Related: Quvenzhane Wallis, 9, Thanks Her Babysitter at Essence Awards
The support of family and friends was also crucial during Wallis’ “hiatus of not really working,” she says, between Annie and Swagger. Although she did other things in that time — including publishing four hit children’s books — Wallis recalls, “That was really the most pivotal moment in my career and in my life, because I was auditioning, and I was trying to get out there, but it was constantly ‘no.’ ”

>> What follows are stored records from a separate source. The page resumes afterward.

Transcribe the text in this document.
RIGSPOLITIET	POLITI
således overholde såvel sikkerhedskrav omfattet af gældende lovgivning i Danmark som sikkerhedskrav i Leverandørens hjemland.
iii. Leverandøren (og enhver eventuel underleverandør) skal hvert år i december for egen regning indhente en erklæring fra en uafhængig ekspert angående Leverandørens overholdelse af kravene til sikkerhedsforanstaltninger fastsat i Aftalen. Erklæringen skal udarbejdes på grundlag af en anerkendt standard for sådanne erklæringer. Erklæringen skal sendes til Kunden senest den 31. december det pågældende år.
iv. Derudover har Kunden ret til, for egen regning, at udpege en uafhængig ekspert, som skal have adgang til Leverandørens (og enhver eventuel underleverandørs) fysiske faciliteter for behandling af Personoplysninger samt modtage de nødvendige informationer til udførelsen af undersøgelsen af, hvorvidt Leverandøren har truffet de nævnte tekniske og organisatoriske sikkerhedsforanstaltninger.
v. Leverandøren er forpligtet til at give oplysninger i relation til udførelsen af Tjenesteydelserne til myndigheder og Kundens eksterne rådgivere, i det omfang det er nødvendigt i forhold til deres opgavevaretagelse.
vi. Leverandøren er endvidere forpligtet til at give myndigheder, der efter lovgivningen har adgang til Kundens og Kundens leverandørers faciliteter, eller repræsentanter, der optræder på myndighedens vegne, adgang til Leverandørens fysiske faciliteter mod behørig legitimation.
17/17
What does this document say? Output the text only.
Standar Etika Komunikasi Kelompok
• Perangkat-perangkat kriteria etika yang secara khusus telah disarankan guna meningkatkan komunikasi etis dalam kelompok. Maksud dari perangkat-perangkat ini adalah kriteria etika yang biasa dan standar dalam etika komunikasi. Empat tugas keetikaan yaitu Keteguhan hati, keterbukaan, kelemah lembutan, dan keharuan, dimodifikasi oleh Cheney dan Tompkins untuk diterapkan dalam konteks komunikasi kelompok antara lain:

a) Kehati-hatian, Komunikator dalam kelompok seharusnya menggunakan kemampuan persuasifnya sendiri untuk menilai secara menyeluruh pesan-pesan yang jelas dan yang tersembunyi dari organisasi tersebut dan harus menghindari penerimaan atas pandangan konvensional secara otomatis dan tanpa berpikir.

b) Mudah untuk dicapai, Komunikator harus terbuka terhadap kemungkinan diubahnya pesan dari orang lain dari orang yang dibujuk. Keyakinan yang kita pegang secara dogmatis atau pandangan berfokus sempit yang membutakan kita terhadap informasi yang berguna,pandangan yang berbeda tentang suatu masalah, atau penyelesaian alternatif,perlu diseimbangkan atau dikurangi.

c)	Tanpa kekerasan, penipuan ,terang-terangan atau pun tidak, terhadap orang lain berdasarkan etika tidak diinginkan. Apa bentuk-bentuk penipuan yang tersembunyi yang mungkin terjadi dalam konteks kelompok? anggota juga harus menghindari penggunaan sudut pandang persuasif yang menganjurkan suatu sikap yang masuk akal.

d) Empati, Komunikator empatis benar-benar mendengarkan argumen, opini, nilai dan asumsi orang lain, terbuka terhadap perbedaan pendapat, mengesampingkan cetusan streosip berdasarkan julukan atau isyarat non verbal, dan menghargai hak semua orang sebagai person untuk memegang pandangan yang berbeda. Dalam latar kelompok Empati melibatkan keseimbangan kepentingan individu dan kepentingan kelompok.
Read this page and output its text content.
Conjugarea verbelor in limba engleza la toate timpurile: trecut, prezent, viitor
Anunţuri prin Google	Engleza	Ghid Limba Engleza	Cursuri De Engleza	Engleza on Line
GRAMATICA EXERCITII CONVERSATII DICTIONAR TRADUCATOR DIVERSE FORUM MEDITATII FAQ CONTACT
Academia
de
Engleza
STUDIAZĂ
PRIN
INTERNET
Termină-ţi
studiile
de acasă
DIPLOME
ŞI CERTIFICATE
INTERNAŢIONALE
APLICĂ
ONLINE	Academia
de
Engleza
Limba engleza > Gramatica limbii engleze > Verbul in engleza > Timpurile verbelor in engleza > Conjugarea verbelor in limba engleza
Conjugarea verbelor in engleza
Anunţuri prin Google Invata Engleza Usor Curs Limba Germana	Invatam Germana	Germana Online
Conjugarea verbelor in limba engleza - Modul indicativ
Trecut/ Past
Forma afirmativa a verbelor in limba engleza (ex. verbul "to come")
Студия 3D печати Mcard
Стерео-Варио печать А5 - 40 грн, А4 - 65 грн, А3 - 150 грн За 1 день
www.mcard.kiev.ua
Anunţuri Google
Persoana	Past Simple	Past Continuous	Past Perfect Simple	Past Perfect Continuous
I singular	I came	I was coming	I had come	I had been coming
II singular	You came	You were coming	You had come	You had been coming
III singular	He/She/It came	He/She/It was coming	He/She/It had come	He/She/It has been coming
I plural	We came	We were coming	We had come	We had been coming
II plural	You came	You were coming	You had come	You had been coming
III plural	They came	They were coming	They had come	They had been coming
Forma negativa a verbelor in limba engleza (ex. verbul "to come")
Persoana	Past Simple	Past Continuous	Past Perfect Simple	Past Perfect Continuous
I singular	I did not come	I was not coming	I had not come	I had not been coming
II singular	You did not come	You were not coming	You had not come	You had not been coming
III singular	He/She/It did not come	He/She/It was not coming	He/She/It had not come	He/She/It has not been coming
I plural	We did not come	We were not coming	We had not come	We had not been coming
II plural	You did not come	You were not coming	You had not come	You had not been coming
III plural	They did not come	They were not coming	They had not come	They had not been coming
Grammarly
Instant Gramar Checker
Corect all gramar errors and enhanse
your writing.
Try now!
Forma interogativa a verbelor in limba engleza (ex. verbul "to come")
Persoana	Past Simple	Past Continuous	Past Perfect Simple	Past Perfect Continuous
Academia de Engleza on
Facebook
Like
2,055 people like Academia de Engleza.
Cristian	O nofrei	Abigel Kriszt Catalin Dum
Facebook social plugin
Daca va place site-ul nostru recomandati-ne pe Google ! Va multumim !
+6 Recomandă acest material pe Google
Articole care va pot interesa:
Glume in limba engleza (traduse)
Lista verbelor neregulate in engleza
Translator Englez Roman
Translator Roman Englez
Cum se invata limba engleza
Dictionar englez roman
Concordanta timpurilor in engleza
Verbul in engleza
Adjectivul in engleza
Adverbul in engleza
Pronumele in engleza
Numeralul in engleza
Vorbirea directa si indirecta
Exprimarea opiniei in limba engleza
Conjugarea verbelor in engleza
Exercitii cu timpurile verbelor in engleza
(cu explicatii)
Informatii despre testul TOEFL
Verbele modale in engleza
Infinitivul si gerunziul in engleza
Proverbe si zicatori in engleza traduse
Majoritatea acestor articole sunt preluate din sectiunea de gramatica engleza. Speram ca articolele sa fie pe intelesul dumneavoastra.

Her advice for other child actors? “Don't let the ‘nos’ deter you. It was five years of hearing, ‘No, you don't fit this,’ over and over again, and I lost myself in that. That would just be my advice to anyone: Don't let [that] deter you… Just keep going forward and follow through with your passion.”
Director Stefon Bristol’s Breathe, costarring Jennifer Hudson, Milla Jovovich, Common, Raúl Castillo and Sam Worthington, is in theaters and available on digital now.